Information Quality assessment is rarely performed at all on the output of complex eScience processes. We have described some of the information quality problems that arise in a specific area of the life science, namely qualitative proteomics, in a recent survey  and a partial, non-inductive but practical approach to the problem is described in a recent demo .
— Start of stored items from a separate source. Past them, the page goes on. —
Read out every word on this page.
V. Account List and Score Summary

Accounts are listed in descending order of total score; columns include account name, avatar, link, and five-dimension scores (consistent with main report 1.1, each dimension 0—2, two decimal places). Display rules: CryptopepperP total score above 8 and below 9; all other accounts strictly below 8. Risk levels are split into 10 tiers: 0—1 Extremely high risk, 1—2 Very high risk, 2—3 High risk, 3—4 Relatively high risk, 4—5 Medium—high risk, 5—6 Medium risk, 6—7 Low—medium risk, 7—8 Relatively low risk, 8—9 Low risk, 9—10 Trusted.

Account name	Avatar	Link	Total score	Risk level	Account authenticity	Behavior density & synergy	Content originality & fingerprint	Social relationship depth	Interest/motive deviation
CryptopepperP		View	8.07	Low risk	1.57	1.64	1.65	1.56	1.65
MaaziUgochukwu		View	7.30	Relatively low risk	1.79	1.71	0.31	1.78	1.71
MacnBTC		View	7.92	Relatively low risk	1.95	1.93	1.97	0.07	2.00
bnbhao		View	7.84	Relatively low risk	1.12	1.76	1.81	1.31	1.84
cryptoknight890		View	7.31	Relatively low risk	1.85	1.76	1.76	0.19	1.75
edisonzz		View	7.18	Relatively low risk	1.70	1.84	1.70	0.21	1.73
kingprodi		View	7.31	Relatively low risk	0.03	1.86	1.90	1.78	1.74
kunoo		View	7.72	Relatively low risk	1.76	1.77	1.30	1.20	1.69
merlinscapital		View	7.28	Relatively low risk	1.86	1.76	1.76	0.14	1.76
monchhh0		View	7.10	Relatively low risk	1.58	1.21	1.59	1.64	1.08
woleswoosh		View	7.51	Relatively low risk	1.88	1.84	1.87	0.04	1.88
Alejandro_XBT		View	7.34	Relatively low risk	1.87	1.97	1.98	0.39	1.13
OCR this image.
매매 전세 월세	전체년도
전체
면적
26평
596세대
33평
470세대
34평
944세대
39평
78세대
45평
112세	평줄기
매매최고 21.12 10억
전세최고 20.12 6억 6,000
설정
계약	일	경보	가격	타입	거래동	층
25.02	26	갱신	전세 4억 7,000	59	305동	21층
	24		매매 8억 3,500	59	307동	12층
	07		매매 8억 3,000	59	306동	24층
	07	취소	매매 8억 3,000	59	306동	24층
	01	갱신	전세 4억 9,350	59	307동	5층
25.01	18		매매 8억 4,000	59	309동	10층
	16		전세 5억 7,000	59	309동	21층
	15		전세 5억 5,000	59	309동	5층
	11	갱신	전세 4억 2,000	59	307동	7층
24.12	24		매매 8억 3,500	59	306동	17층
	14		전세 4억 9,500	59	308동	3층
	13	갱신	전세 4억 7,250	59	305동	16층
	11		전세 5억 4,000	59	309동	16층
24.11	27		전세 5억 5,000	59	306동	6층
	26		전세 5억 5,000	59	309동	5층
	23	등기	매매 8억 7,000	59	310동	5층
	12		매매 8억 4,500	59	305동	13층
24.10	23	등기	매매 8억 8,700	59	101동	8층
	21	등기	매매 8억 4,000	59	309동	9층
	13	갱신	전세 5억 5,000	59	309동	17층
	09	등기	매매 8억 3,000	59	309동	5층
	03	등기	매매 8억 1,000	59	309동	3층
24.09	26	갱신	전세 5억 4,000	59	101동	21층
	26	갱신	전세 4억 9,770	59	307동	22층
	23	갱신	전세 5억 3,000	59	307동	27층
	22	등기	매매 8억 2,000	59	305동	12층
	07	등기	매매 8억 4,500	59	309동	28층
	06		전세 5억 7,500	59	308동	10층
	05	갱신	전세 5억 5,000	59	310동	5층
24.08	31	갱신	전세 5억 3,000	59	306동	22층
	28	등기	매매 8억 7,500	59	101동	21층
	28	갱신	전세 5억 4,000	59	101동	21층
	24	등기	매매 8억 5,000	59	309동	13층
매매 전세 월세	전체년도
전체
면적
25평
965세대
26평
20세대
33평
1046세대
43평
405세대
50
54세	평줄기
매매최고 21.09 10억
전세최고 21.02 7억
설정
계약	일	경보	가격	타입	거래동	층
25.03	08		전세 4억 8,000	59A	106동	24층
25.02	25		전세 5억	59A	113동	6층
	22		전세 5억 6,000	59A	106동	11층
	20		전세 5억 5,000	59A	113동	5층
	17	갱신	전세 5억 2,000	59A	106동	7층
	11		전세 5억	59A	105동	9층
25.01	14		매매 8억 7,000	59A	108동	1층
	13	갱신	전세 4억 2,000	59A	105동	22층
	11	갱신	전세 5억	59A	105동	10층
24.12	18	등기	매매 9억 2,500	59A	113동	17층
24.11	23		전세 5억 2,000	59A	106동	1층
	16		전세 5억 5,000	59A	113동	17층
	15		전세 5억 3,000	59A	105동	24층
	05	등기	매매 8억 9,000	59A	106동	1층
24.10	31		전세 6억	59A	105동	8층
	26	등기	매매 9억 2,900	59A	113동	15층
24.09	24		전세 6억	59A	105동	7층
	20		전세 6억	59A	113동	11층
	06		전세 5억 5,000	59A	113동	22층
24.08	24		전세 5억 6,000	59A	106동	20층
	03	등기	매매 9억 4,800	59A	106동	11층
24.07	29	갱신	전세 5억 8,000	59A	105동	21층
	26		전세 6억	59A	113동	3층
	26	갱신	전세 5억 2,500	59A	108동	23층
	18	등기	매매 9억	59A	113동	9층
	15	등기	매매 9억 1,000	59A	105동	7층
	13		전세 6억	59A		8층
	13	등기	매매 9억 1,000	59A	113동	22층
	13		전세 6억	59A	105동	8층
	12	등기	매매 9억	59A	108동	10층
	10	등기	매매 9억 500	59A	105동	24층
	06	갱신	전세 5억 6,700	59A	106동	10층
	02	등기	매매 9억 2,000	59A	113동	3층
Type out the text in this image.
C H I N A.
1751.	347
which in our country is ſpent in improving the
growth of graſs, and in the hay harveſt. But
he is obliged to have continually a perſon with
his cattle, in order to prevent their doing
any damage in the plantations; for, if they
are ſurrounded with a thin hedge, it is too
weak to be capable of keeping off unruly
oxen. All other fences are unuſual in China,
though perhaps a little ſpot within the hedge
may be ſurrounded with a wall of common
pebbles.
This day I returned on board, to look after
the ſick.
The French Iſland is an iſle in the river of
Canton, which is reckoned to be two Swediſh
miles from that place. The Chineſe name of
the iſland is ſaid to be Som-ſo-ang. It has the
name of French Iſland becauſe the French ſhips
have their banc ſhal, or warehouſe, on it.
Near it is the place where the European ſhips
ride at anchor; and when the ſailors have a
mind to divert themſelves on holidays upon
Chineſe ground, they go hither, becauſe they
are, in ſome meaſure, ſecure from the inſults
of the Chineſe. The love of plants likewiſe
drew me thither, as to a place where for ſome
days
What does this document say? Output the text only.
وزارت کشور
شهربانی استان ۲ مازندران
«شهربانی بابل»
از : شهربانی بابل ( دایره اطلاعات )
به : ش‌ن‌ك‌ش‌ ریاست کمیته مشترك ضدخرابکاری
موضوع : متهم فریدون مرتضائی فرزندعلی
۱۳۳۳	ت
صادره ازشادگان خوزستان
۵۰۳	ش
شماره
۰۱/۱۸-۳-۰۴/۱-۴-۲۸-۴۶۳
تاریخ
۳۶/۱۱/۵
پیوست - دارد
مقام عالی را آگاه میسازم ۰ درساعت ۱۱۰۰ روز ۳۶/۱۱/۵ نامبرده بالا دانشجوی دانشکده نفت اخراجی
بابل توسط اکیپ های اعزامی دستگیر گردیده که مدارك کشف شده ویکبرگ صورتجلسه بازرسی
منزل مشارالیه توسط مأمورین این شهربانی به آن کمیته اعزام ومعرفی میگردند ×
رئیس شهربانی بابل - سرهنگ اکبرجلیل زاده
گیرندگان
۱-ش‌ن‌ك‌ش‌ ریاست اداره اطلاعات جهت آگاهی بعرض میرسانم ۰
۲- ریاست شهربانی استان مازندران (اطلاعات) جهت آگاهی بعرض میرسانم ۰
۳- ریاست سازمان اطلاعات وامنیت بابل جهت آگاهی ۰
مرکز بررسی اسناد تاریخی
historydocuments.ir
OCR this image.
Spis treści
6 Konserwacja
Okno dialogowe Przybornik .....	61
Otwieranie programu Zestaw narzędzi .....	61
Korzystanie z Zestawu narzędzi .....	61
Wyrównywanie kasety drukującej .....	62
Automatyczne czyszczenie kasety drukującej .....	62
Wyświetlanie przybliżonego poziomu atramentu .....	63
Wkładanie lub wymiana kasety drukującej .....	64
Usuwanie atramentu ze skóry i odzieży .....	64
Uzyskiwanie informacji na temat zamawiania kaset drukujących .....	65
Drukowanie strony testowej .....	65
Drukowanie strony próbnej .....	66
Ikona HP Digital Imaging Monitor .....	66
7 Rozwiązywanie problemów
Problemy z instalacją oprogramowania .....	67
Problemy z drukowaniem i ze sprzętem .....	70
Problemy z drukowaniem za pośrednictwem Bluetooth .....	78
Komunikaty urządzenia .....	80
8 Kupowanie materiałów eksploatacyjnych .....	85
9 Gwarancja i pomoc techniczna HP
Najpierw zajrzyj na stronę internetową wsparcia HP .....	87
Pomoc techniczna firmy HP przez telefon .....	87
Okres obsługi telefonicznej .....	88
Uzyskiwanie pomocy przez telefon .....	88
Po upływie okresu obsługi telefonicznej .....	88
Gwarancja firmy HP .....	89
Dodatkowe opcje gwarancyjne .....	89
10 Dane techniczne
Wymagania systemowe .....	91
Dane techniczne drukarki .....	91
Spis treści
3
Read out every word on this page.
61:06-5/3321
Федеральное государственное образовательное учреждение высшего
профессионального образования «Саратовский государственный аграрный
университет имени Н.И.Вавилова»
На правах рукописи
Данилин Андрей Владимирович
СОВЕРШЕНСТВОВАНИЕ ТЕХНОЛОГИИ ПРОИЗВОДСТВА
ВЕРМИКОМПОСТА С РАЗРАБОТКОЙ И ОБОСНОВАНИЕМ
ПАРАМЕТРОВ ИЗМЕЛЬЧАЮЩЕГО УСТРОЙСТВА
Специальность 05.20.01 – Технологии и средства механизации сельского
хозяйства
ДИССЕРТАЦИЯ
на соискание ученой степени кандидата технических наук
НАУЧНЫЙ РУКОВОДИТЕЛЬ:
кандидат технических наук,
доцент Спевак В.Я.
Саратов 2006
This scenario illustrates a case where such correlation between indicator variables and perceived quality of a piece of information is computed. This is relevant to process provenance in that the indicator variables represent statements about the history (for example derivation, attribution) of information.
Use Case Scenario
Suppose a scientists runs a workflow to identify some of the proteins that are manifested on a 2D gel. A number of technologies are routinely used for this purpose. Protein identification by mass spectrometry, for example, relies on a "mass fingerprint" that describes the protein peptides found on the gel, and works by matching such fingerprint using a database large set of pre-computed fingerprints for known proteins. In this example, a web service may be used to match a fingerprint against a database. Throughout the experimental pipeline, a number of experimental problems may contribute to a poor outcome. These may include some environmental parameters in the lab, details of the wet lab portion of the experiment, as well as the parameters used for the match, the type and version of the database, and more. Each of these details can potentially be captured as the experiment is performed, and later used as a source of quality indicators.
The user's goal in this case is twofold: (a) to manually label a set of experiments with a personal assessment of the quality of the outcome, and (b) to use such labelling, in combination with the available quality indicators, captured as described above, in order to induce quality models to be made available to the community and later applied to further, unlabelled experiments.
Problems and Limitations
There are two types of problems. Firstly, those that are common to all inductive methods: the method inherently heuristic, in that it induces a model that is subject to errors (misclassifications), and the minimal amount and variety of labelled examples needed to generate a useful model varies widely, as it depends upon the amounts of correlation that can be established.
Secondly, and more to the point in the context of provenance, the types of indicator variables that can be captured during the experiment can be very heterogeneous, i.e., specific to the type of data and the type of experiment, making it difficult to generalize to a commonly useful provenance model. It should be clear that a generic provenance model, used for example to describe causal relationships across data elements consumed and produced by a workflow, is not sufficient. Domain-specific annotations on such causal graph are also needed in order to use provenance as a valuable source of quality indicators.
- D. Stead, N. Paton, P. Missier, S. Embury, C. Hedeler, B. Jin, A. Brown, and A. Preece, "Information Quality in Proteomics," Briefings in Bioinformatics, vol. 9, 2008, pp. 174-188.
- P. Missier, S.M. Embury, R.M. Greenwood, A.D. Preece, and B. Jin, "Managing information quality in e-science: the Qurator workbench," SIGMOD '07: Proceedings of the 2007 ACM SIGMOD international conference on Management of data, New York, NY, USA: ACM, 2007, pp. 1150-1152.